On the way home, whilst talking about Theo I felt my chest fizzing. At first I thought it was ghost limb syndrome. Shortly after, the pain started to rise up and we had to pull over and fumble around for the meds. Once I could talk again, I said “Of course those little babies have been delivered to me four-hourly over the last four days. I’m going to have to get my head around what I need to take when.”
“It’s the only job you’ll have, Sambo. Mum and I are going to look after you for a while yet.”
“Well Ted, I do want to contribute where I can. I’ve been thinking about the jobs I can do. Prepare an easy meal. Make tea. Do some ironing. Read to the kids. Put the girls to bed. I’ll be fine, so long as I don’t raise my arms above my head, have anything press against my chest or bear weight on my arms.”
“And you can manage your pain.” He looks at me dubiously.
My time at home so far has made a mockery of my expectations, limited though they were. This makes me sad. It’s one thing surrendering to others’ care in hospital, quite another doing the same at home. And having my kids there, yet being unable to do much compounded my sense of helplessness.
I spent much of the day reclined. I did manage to read the girls a few stories, interspersed with barked instructions on where I can and can’t be touched. Meals were magically made, nappies were changed and I am supremely grateful for this, but learning to receive help and letting go of control will be an ongoing struggle for me.
One thing I couldn’t wait for was the reunion with my baby. I think I missed him most of all whilst I was in hospital. After all, he and I have slept together every night for eighteen months – nine inside me and nine out. The nightly act of curling around him and pressing my thumb and forefinger over the dimples on his fat starfish hand never failed to light me up. While he was happy to sleep with Ted while I was gone, I knew sharing the bed post op was not going to work. He is strong now, and squirmy and could easily hurt me in the night.
But I’d reconciled with that and had adjusted to what the doc said was possible, i.e. that while I can’t pick him up, I can have him placed on my knee. Both Theo and I had face cracking smiles when he was put there but before I could even reacquaint myself with his smell, he nuzzled into me, which pulled at the tape on my stitches, causing white poker agony. He was whisked away again. I don’t know what was more painful, my physical reaction or the look of bemusement followed by indignity on his little face. Then, surprise, surprise, tears from us both. He gave me those pissed off cat, fresh from the cattery looks all the rest of that day.
I’ve had a long list of negatives to contend with in the last month, and they vary in gravity.
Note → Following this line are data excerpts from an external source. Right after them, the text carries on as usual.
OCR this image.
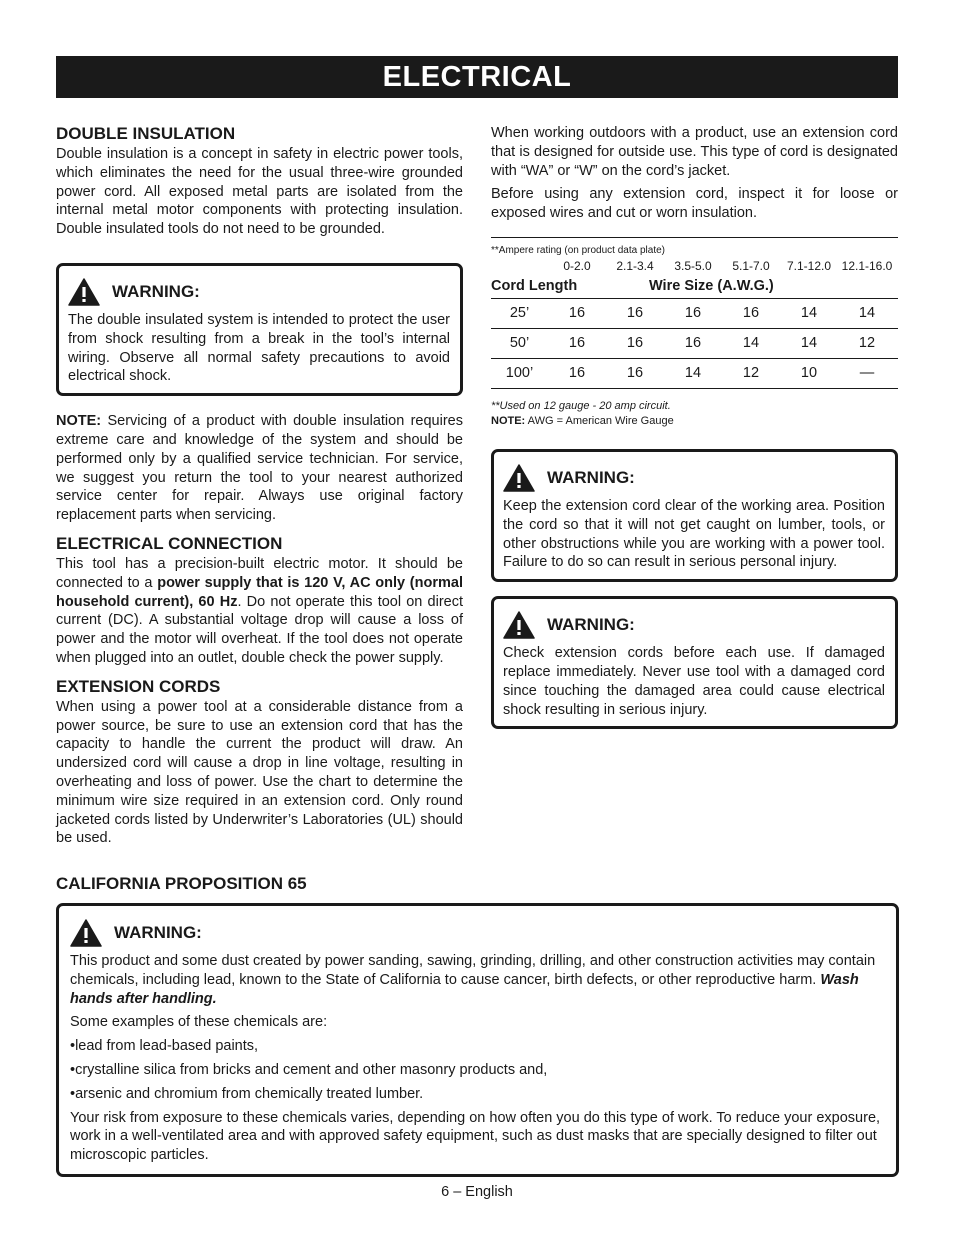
ELECTRICAL
DOUBLE INSULATION

Double insulation is a concept in safety in electric power tools, which eliminates the need for the usual three-wire grounded power cord. All exposed metal parts are isolated from the internal metal motor components with protecting insulation. Double insulated tools do not need to be grounded.

WARNING:

The double insulated system is intended to protect the user from shock resulting from a break in the tool’s internal wiring. Observe all normal safety precautions to avoid electrical shock.

NOTE: Servicing of a product with double insulation requires extreme care and knowledge of the system and should be performed only by a qualified service technician. For service, we suggest you return the tool to your nearest authorized service center for repair. Always use original factory replacement parts when servicing.

ELECTRICAL CONNECTION

This tool has a precision-built electric motor. It should be connected to a power supply that is 120 V, AC only (normal household current), 60 Hz. Do not operate this tool on direct current (DC). A substantial voltage drop will cause a loss of power and the motor will overheat. If the tool does not operate when plugged into an outlet, double check the power supply.

EXTENSION CORDS

When using a power tool at a considerable distance from a power source, be sure to use an extension cord that has the capacity to handle the current the product will draw. An undersized cord will cause a drop in line voltage, resulting in overheating and loss of power. Use the chart to determine the minimum wire size required in an extension cord. Only round jacketed cords listed by Underwriter’s Laboratories (UL) should be used.

When working outdoors with a product, use an extension cord that is designed for outside use. This type of cord is designated with “WA” or “W” on the cord’s jacket.

Before using any extension cord, inspect it for loose or exposed wires and cut or worn insulation.

**Ampere rating (on product data plate)
0-2.0	2.1-3.4	3.5-5.0	5.1-7.0	7.1-12.0 12.1-16.0
Cord Length	Wire Size (A.W.G.)
25’	16	16	16	16	14	14
50’	16	16	16	14	14	12
100’	16	16	14	12	10	—
**Used on 12 gauge - 20 amp circuit.
NOTE: AWG = American Wire Gauge
WARNING:

Keep the extension cord clear of the working area. Position the cord so that it will not get caught on lumber, tools, or other obstructions while you are working with a power tool. Failure to do so can result in serious personal injury.

WARNING:

Check extension cords before each use. If damaged replace immediately. Never use tool with a damaged cord since touching the damaged area could cause electrical shock resulting in serious injury.

CALIFORNIA PROPOSITION 65
WARNING:

This product and some dust created by power sanding, sawing, grinding, drilling, and other construction activities may contain chemicals, including lead, known to the State of California to cause cancer, birth defects, or other reproductive harm. Wash hands after handling.

Some examples of these chemicals are:

•lead from lead-based paints,

•crystalline silica from bricks and cement and other masonry products and,

•arsenic and chromium from chemically treated lumber.

Your risk from exposure to these chemicals varies, depending on how often you do this type of work. To reduce your exposure, work in a well-ventilated area and with approved safety equipment, such as dust masks that are specially designed to filter out microscopic particles.

6 – English
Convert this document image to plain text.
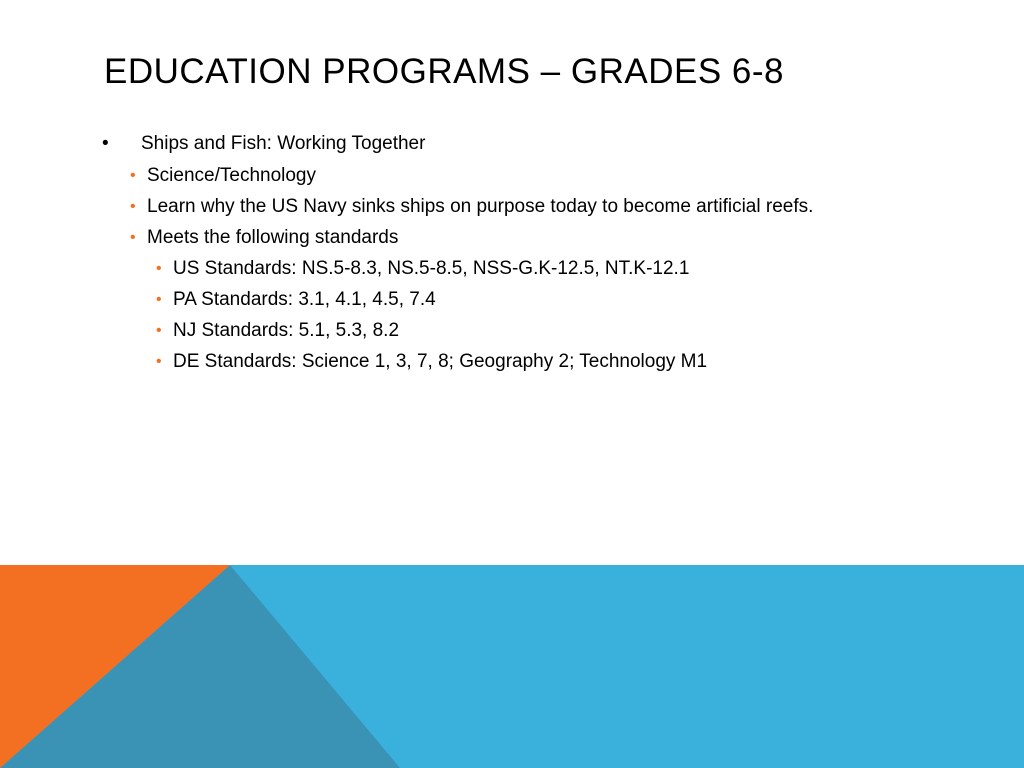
EDUCATION PROGRAMS – GRADES 6-8
• Ships and Fish: Working Together
• Science/Technology
• Learn why the US Navy sinks ships on purpose today to become artificial reefs.
• Meets the following standards
• US Standards: NS.5-8.3, NS.5-8.5, NSS-G.K-12.5, NT.K-12.1
• PA Standards: 3.1, 4.1, 4.5, 7.4
• NJ Standards: 5.1, 5.3, 8.2
• DE Standards: Science 1, 3, 7, 8; Geography 2; Technology M1
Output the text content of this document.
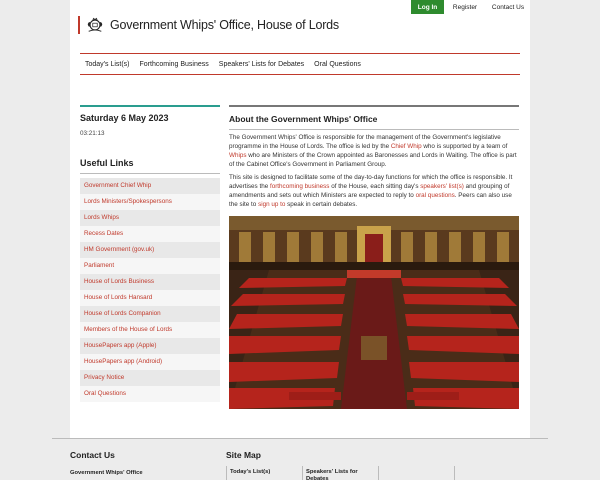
Log In	Register	Contact Us
Government Whips' Office, House of Lords
Today's List(s)	Forthcoming Business	Speakers' Lists for Debates	Oral Questions
Saturday 6 May 2023
03:21:13
Useful Links
Government Chief Whip
Lords Ministers/Spokespersons
Lords Whips
Recess Dates
HM Government (gov.uk)
Parliament
House of Lords Business
House of Lords Hansard
House of Lords Companion
Members of the House of Lords
HousePapers app (Apple)
HousePapers app (Android)
Privacy Notice
Oral Questions
About the Government Whips' Office

The Government Whips' Office is responsible for the management of the Government's legislative programme in the House of Lords. The office is led by the Chief Whip who is supported by a team of Whips who are Ministers of the Crown appointed as Baronesses and Lords in Waiting. The office is part of the Cabinet Office's Government in Parliament Group.

This site is designed to facilitate some of the day-to-day functions for which the office is responsible. It advertises the forthcoming business of the House, each sitting day's speakers' list(s) and grouping of amendments and sets out which Ministers are expected to reply to oral questions. Peers can also use the site to sign up to speak in certain debates.

Contact Us
Government Whips' Office
Site Map
Today's List(s)	Speakers' Lists for Debates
Least problematic are the numerous financial and logistical compromises our family have made. Middle tier annoyances are the aesthetic adjustments Ted and I need to get our heads around and attending amendments to my identity, plus the whole medical/hospital/’pain management’ experience. While top of the pain pops are the whole mental onslaught living with cancer brings (‘brave’ as I seem) and the permanent loss of physical sensation in my breasts plus the loss of my nipple, I am deeply mourning my independence and the inability to give and receive affection to Ted and my children.
Thank God that’s only temporary and when these scars have heeled, I’m going to smother those poor people each and every day for as long as they’ll let me.